Suggestions for preventing dehydration
Here’s an easy-to-follow breakdown of how to include extra water into your day in the following manner:
Start the day right. Drink a cold beverage and eat water-rich fruit (such as watermelon or citrus) with your breakfast.
Ignorance is bliss. Always replenish your cup, glass, or bottle. Whenever you see a glass of water next to you, you’ll drink more.
Prepare. Always have a jug, bottle, or glass nearby. Or start the day with a large bottle and aim to finish it.
Contrary to popular belief, do not rely on thirst. Because you don’t feel thirsty when it’s chilly, thirst isn’t always the best signal of your body’s fluid demands. Provided you’re drinking consistently throughout the day and frequently peeing – and your pee is a light, yellow color similar to straw – you’re getting enough water.
Move around with your drink. Obtaining a healthy drink on the fly is difficult, so take a bottle. It doesn’t imply drinking only water; try low-sugar juices or herbal teas.
Remember, food counts. Water is abundant in fruits and vegetables. Apples are 86% water, carrots are 88% water, and cucumbers are 97% water.
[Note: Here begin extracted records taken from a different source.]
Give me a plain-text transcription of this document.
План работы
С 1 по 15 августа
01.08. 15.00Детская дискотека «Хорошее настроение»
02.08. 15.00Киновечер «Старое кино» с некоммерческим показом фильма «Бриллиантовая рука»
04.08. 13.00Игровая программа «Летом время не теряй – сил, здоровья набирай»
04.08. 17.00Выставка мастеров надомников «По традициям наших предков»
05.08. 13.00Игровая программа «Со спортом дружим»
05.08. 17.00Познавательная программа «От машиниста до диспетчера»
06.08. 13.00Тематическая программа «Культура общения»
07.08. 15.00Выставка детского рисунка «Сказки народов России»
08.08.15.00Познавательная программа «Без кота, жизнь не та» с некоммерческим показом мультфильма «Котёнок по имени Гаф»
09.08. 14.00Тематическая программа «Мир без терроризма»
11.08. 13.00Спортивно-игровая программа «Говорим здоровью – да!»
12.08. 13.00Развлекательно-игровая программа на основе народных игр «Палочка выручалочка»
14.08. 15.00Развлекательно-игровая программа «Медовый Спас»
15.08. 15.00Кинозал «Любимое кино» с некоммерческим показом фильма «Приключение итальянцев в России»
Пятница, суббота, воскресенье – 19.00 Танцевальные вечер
Make the most of colorful, seasonal vegetables full of immune-boosting vitamins and minerals.
Drink water while exercising. This is due to the fact that sweating causes you to lose more water. Drink plenty of water before, during, and after exercise.
Examine your surroundings. Centrally heated houses and offices dry the air and accelerate perspiration evaporation. This can boost our hydration needs, so drink frequently.
The benefits of drinking more water are quite clear. Indeed, it is required by practically every cell in your body. Not only will adhering to your daily suggested intake help you keep your present level of health, but it may significantly improve it.